Nach verhaltenem Start brummte das Fahrradgeschäft

Der Saisonstart bereitete manchem Fahrradhändler in der Schweiz schlaflose Nächte. Zur Angst vor der Wirtschaftskrise gesellte sich ein langer und harter Winter, der das Geschäft lähmte. Spätestens mit den ersten warmen Wochen im April erwiesen sich die meisten Sorgen aber als unbegründet – wenngleich es weiterhin Stimmen gibt, die zu Bedenken geben, dass auch die Schweiz hinsichtlich der Wirtschaftskrise noch nicht über dem Berg ist.

Veloland SchweizBlick in den Schweizer Fahrradladen Velociped

"Im Mai hatten wir das Umsatzminus aus den ersten Monaten wieder kompensiert", sagt Thommy May vom Rheinfelder Fahrradgeschäft Fuechter.

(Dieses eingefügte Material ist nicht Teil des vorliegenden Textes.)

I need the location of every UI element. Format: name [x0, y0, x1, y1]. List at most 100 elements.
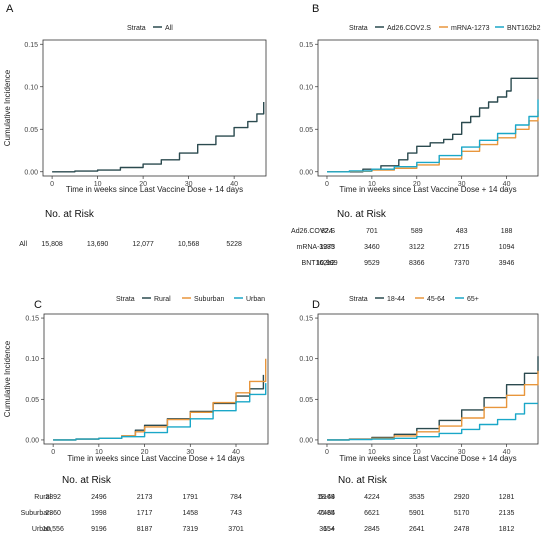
- risk-row-label: All: [19, 241, 27, 248]
- risk-value: 2920: [454, 494, 470, 501]
- risk-row-label: 65+: [323, 526, 335, 533]
- y-tick-label: 0.00: [25, 437, 39, 444]
- risk-value: 589: [411, 228, 423, 235]
- legend-label-2: Urban: [246, 296, 265, 303]
- risk-row-label: BNT162b2: [302, 260, 336, 267]
- panel-letter: C: [34, 299, 42, 311]
- risk-value: 7370: [454, 260, 470, 267]
- series-line-rural: [53, 374, 265, 441]
- risk-value: 1998: [91, 510, 107, 517]
- risk-value: 3154: [319, 526, 335, 533]
- x-axis-label: Time in weeks since Last Vaccine Dose + …: [67, 454, 244, 463]
- risk-table-title: No. at Risk: [45, 209, 95, 220]
- legend-label-0: Rural: [154, 296, 171, 303]
- risk-value: 12,077: [132, 241, 154, 248]
- legend-label-0: All: [165, 25, 173, 32]
- x-axis-label: Time in weeks since Last Vaccine Dose + …: [339, 185, 516, 194]
- risk-value: 2641: [409, 526, 425, 533]
- risk-value: 2715: [454, 244, 470, 251]
- risk-value: 3460: [364, 244, 380, 251]
- x-tick-label: 10: [368, 449, 376, 456]
- risk-value: 9196: [91, 526, 107, 533]
- legend-label-2: BNT162b2: [507, 25, 541, 32]
- panel-letter: D: [312, 299, 320, 311]
- risk-value: 188: [501, 228, 513, 235]
- risk-value: 2173: [137, 494, 153, 501]
- plot-frame: [317, 39, 539, 177]
- risk-value: 824: [321, 228, 333, 235]
- risk-value: 1812: [499, 526, 515, 533]
- legend-title: Strata: [127, 25, 146, 32]
- risk-value: 9529: [364, 260, 380, 267]
- risk-value: 3535: [409, 494, 425, 501]
- risk-value: 5169: [319, 494, 335, 501]
- risk-value: 2496: [91, 494, 107, 501]
- risk-value: 3985: [319, 244, 335, 251]
- series-line-bnt162b2: [327, 99, 539, 173]
- series-line-suburban: [53, 358, 267, 441]
- legend: Strata Ad26.COV2.S mRNA-1273 BNT162b2: [349, 25, 541, 32]
- risk-value: 4224: [364, 494, 380, 501]
- y-tick-label: 0.10: [299, 356, 313, 363]
- risk-value: 2478: [454, 526, 470, 533]
- y-tick-label: 0.10: [24, 84, 38, 91]
- risk-table-title: No. at Risk: [338, 475, 388, 486]
- x-tick-label: 0: [325, 181, 329, 188]
- plot-frame: [317, 313, 539, 445]
- y-tick-label: 0.05: [25, 397, 39, 404]
- risk-row-label: 18-44: [317, 494, 335, 501]
- risk-value: 13,690: [87, 241, 109, 248]
- risk-value: 784: [230, 494, 242, 501]
- risk-table: No. at Risk All 15,808 13,690 12,077 10,568 52…: [19, 209, 242, 248]
- x-tick-label: 30: [185, 181, 193, 188]
- risk-value: 1717: [137, 510, 153, 517]
- x-tick-label: 30: [186, 449, 194, 456]
- x-tick-label: 10: [368, 181, 376, 188]
- y-tick-label: 0.15: [299, 316, 313, 323]
- legend-label-2: 65+: [467, 296, 479, 303]
- legend-title: Strata: [116, 296, 135, 303]
- risk-value: 1458: [182, 510, 198, 517]
- risk-value: 7319: [182, 526, 198, 533]
- panel-letter: B: [312, 3, 319, 15]
- risk-row-label: Rural: [34, 494, 51, 501]
- y-tick-label: 0.15: [25, 316, 39, 323]
- y-tick-label: 0.05: [24, 127, 38, 134]
- risk-row-label: mRNA-1273: [296, 244, 335, 251]
- x-axis-label: Time in weeks since Last Vaccine Dose + …: [339, 454, 516, 463]
- panel-d: D Strata 18-44 45-64 65+ 0.00 0.05 0.10 0.15 0 10 2…: [299, 296, 539, 533]
- y-tick-label: 0.15: [24, 42, 38, 49]
- risk-value: 1281: [499, 494, 515, 501]
- plot-frame: [43, 313, 269, 445]
- x-tick-label: 40: [232, 449, 240, 456]
- risk-value: 3946: [499, 260, 515, 267]
- legend-label-0: 18-44: [387, 296, 405, 303]
- legend-label-1: Suburban: [194, 296, 224, 303]
- legend: Strata 18-44 45-64 65+: [349, 296, 479, 303]
- x-tick-label: 0: [50, 181, 54, 188]
- risk-row-label: Ad26.COV2.S: [291, 228, 335, 235]
- panel-a: A Strata All 0.00 0.05 0.10 0.15 0 10 20 30 40Time …: [3, 3, 267, 248]
- risk-value: 701: [366, 228, 378, 235]
- x-tick-label: 10: [95, 449, 103, 456]
- risk-value: 743: [230, 510, 242, 517]
- legend-label-0: Ad26.COV2.S: [387, 25, 431, 32]
- y-tick-label: 0.10: [299, 84, 313, 91]
- x-tick-label: 20: [139, 181, 147, 188]
- x-tick-label: 0: [51, 449, 55, 456]
- legend-label-1: mRNA-1273: [451, 25, 490, 32]
- risk-value: 1791: [182, 494, 198, 501]
- x-tick-label: 30: [458, 449, 466, 456]
- risk-value: 5170: [454, 510, 470, 517]
- plot-frame: [42, 39, 267, 177]
- x-axis-label: Time in weeks since Last Vaccine Dose + …: [66, 185, 243, 194]
- risk-value: 7485: [319, 510, 335, 517]
- x-tick-label: 40: [503, 181, 511, 188]
- legend-title: Strata: [349, 296, 368, 303]
- legend: Strata Rural Suburban Urban: [116, 296, 265, 303]
- y-axis-label: Cumulative Incidence: [3, 340, 12, 417]
- risk-value: 483: [456, 228, 468, 235]
- x-tick-label: 20: [141, 449, 149, 456]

Trotz wechselhaftem Wetter blieben die Umsätze im Fahrradhandel danach konstant Insgesamt rechnet die Schweizer Fahrradbranche damit, dass sie die Umsätze des Vorjahrs halten kann. Viele Händler und Hersteller sind damit zufrieden, da 2008 ein sehr erfolgreiches Jahr war. Gemäß Importstatistik und Angaben der Schweizer Hersteller wurden in der Saison 2008 rund 435.000 Fahrräder verkauft. Mit rund 45 Prozent Marktanteil ist das Mountainbike nach wie vor deutlich die stärkste Kategorie auf dem Schweizer Fahrradmarkt, gefolgt von City- und Trekkingrädern mit rund 30 Prozent Marktanteil.

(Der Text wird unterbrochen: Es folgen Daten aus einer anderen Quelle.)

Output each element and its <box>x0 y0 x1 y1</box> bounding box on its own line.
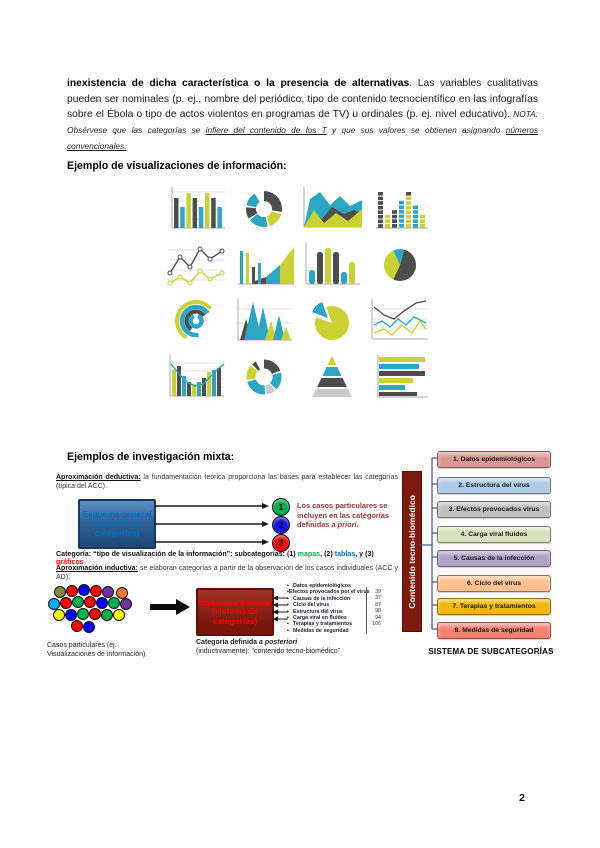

Dennoch machte sich die Krise auf dem Schweizer Markt im ersten Halbjahr 2009 bemerkbar. Deutlich unter den Vorjahreszahlen blieb der Absatz im obersten Preissegment. "Teure Sportvelos, insbesondere die edelsten vollgefederten Mountainbikes und Rennräder blieben bisher in den Geschäften stehen", weiss Peter Züst, Produktmanager bei Amsler & Co., dem Schweizer Vertreiber von Sram, Felt und BBB. Für manchen auf das hochpreisige Segment spezialisierten Händler bedeutet dies nach dem äußerst erfolgreichen Vorjahr, als Rennvelos und Mountainbikes nicht genug kosten konnten, einen spürbaren Knick in der Umsatzkurve.

Freudenspender Elektrorad

Händler, die auf das Elektrorad setzten, konnten diesen Umsatzeinbruch im sportlichen Segment aber größtenteils kompensieren. Die neue Fahrzeugkategorie wird weiterhin immer beliebter. Nach Schätzungen der Förderorganisation Newride wurden im ersten Halbjahr 2009 bereits 16.000 Elektrovelos verkauft – 3.000 mehr als in der ganzen Saison 2008 (velobiz.de berichtete). Für den Fachhandel ist dies von besonderer Bedeutung, weil Elektroräder trotz Krise etwas kosten dürfen. "Unsere Einsteigermodelle mit den tiefsten Preisen sind auch in diesem Jahr weniger gefragt als die andern Bikes", sagt Kurt Schär, Geschäftsführer des Schweizer Marktleaders Flyer. Zufrieden sind die Fachhändler mit dem Elektroradverkauf auch, weil Sportfachmärkte und Grossverteiler in diesem Segment praktisch keine Rolle spielen.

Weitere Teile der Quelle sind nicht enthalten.